Anche nella seconda amministrazione Nicola Carosi operò sempre per il bene del paese e tutta la popolazione era con lui. Alle votazioni ebbe il maggio numero di voti, purtroppo però questo secondo incarico finì presto perché morì, altrimenti io credo che ancora oggi sarebbe lui il Sindaco. A proposito delle elezioni amministrative del ’64 voglio ricordare come il Carosi venne eletto Sindaco. Alle consultazioni popolari anche se non volle essere designato capolista egli riportò le maggiori preferenze. Per l’elezione del Sindaco dopo la vittoria della Democrazia Cristiana ci riunimmo in sezione. Quella sera il partito fece il nome di Filippono Antonio (l’ex sindaco) per la carica di Sindaco. Noi avevamo visto che non era lui che amministrava; amministravano i signori del direttivo sezionale. Decidemmo allora di scegliere la persona adatta. Le tre votazioni ci furono perché per ordine del partito si votava sopra al tavolo. Dietro di noi c’erano i “galoppini” che guardavano quello che facevamo. Nelle prime due votazioni si rispettò il volere del partito, ma , quando poi ci si accorse che non si faceva altro il gioco dell’opposizione, si decise di fare la volontà del popolo, giacché esso stesso aveva scelto dando quella stragrande preferenza al Carosi e non al capolista ed ex sindaco. Dissi a Italo Marinelli: “O Italo, adesso viene fuori undici!” e glielo scrissi su un pezzo di carta. Decisi di votare Nicola perché pensai: “Se voto Filipponi tutt’al più potrà averne sette; se voto Nicola Con il mio è dieci e con il suo è undici” (Nicola non si votò nelle prime due votazioni). Alla terza votazione, infatti, Nicola ebbe undici voti come previsto e fu eletto Sindaco. Da quel momento i signori membri del direttivo, ci misero fuori dal partito e ci denunciarono ai probiviri. Fummo espulsi dalla DC e ci tolsero la tessera.

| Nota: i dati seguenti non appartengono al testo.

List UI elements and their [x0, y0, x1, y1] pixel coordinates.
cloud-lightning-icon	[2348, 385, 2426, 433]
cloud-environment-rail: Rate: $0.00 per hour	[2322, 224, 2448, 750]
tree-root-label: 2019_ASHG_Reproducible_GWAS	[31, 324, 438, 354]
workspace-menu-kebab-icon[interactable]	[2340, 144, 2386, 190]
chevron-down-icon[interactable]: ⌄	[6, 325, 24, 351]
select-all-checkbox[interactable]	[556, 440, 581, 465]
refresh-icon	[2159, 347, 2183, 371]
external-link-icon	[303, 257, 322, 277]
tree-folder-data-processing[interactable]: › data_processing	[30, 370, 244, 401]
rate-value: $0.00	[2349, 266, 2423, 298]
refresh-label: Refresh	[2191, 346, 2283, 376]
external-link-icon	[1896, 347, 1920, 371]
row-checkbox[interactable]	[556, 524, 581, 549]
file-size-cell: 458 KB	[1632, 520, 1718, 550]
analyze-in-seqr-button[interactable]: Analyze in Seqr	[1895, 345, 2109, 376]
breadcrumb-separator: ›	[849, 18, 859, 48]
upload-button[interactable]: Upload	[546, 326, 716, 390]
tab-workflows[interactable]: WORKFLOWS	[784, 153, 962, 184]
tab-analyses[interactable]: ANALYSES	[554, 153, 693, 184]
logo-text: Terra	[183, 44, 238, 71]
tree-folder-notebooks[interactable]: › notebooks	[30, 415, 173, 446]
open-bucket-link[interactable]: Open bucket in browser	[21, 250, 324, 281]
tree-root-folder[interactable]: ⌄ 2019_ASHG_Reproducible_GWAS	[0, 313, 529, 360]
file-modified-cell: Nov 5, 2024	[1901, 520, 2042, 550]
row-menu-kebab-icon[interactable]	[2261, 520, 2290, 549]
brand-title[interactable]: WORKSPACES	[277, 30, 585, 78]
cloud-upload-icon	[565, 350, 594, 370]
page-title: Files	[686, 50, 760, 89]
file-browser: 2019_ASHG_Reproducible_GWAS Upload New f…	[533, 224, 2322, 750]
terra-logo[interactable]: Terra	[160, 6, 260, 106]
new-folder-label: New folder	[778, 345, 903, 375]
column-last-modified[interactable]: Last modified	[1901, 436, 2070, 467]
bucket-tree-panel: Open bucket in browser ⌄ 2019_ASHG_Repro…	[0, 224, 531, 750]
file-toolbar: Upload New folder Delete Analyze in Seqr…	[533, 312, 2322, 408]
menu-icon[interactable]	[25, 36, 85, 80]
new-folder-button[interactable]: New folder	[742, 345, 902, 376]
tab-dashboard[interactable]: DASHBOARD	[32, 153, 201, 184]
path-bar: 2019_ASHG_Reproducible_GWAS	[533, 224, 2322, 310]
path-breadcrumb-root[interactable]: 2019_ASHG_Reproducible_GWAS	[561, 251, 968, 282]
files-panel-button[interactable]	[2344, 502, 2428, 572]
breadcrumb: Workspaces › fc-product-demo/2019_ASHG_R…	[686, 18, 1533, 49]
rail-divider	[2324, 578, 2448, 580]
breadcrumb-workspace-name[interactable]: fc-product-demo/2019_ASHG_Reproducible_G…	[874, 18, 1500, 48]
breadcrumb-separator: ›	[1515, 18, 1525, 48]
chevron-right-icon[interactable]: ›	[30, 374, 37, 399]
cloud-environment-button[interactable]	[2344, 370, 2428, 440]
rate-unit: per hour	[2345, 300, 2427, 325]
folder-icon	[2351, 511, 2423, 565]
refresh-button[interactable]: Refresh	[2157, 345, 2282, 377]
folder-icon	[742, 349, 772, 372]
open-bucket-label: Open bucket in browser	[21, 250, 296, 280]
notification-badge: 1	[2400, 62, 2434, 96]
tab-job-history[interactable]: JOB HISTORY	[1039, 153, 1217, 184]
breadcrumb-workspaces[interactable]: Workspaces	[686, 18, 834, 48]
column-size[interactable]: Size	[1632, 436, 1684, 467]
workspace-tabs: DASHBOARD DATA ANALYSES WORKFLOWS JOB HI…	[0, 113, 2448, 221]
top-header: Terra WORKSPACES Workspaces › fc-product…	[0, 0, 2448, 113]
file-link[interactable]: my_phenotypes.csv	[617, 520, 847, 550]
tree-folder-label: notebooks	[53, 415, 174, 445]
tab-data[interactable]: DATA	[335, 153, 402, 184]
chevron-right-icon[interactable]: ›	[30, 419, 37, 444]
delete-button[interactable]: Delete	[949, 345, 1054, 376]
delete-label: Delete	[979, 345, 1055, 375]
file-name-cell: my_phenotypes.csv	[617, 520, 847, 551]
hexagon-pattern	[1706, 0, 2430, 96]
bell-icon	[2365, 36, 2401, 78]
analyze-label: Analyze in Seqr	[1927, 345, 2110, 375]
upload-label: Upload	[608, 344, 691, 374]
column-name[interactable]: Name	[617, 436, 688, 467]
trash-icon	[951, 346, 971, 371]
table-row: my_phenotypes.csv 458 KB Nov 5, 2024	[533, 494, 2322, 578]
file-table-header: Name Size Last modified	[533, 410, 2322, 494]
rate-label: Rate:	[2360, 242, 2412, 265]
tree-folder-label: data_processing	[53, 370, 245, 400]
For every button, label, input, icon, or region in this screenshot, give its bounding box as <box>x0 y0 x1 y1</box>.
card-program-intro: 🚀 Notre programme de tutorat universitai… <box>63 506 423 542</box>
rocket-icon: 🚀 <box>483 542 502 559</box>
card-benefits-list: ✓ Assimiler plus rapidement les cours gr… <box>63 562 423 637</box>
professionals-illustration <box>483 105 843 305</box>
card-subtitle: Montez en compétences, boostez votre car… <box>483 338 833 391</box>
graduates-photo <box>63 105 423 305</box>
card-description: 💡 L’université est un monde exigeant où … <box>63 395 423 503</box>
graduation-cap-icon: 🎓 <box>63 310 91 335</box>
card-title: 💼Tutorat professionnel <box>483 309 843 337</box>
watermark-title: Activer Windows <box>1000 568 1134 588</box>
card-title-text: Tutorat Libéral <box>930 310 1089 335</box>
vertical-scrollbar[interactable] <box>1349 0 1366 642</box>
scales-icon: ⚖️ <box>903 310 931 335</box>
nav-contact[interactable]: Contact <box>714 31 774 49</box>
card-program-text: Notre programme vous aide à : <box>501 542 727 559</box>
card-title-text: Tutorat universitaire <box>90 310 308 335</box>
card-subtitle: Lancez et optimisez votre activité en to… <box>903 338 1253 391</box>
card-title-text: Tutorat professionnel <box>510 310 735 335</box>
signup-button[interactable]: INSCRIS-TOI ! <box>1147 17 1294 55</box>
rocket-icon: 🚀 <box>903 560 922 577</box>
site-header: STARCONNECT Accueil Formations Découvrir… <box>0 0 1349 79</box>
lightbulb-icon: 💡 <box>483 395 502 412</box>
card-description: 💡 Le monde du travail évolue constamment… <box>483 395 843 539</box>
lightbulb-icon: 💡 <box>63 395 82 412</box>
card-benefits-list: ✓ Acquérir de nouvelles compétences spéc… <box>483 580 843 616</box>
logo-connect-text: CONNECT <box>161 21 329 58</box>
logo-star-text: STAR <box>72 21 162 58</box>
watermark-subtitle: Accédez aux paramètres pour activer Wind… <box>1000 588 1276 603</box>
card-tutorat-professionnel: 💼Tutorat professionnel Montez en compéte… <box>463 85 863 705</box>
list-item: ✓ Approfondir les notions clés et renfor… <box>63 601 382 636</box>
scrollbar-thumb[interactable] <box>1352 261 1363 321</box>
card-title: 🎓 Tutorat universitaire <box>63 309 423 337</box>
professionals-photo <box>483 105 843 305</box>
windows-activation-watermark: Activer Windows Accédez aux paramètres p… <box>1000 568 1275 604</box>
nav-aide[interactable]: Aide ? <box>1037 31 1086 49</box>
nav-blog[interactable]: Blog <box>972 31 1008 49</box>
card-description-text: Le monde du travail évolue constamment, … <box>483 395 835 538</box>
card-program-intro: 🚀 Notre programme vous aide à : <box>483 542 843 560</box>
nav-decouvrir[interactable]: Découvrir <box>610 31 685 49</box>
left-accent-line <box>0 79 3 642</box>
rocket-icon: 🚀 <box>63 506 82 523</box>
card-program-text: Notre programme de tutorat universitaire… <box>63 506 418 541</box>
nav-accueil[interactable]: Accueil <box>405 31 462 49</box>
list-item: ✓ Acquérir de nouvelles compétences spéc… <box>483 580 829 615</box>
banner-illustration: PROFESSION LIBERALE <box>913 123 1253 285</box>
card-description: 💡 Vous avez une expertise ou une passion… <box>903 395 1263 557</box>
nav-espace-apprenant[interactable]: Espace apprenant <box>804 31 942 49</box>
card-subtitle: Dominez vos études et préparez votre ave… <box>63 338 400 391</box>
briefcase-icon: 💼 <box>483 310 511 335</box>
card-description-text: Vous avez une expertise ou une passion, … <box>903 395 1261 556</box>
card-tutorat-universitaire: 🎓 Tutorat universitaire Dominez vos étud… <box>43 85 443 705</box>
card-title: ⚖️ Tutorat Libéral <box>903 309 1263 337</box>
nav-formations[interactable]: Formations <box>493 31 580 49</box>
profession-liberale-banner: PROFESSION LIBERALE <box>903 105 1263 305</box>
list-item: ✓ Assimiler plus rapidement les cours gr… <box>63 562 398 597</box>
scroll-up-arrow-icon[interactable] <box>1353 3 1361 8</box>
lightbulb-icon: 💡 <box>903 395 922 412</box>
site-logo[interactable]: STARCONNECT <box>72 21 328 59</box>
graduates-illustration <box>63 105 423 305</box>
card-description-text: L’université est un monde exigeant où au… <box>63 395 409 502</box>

2a Parte – Appignano del Tronto ,  lì  24.11.1983

- Qual’era il metodo che si sceglieva a quel tempo quando c’erano in vista le consultazioni?

-  Adesso le cose in Appignano sono molto cambiate;  è nata una lista civica.  Prima che si facessero le elezioni in questo modo,  io andai alla Democrazia Cristiana come cittadino di Appignano,  perché non avevo la tessera,  e dissi: “Voi fate la lista a modo vostro,  questo non si fa.  La lista si dovrebbe fare come faceva Nicola Carosi.  Ci si riuniva a Valle Orta,  a S. Martino,  a Monte Calvo,  a Valle Chifenti e in paese ; con i vostri capifamiglia, Con le persone che più capivano, si sceglievano due consiglieri per contrada. Ognuno poi votava il suo rappresentante di zona che poi avrebbe portato in consiglio le necessita di quella parte del comune.” Un altro particolare di quel periodo era che tutte le domeniche,  verso sera, assessori e consiglieri facevano una passeggiata. Mi ricordo che ognuno diceva la sua; ci consigliavamo come la chioccia con i suoi pulcini;  allora Nicola,  che era il Sindaco,  si rendeva conto di come doveva agire e faceva le cose con l’idea di accontentare, se era possibile,  sia l’uno che l’altro,  non faceva parzialità né tantomeno le vendette personali; cercava di agire sempre nel modo più giusto nell’interesse del popolo.  Disgrazia volle che si ammalò e ci ha lasciati.  Io ho visto che molti uomini di buona volontà sono stati allontanati dai politicanti, cosi successe ad Aldo Laganà che fu mandato a Roma e a Tozzi-Condivi, che volevano quasi metterlo  da parte.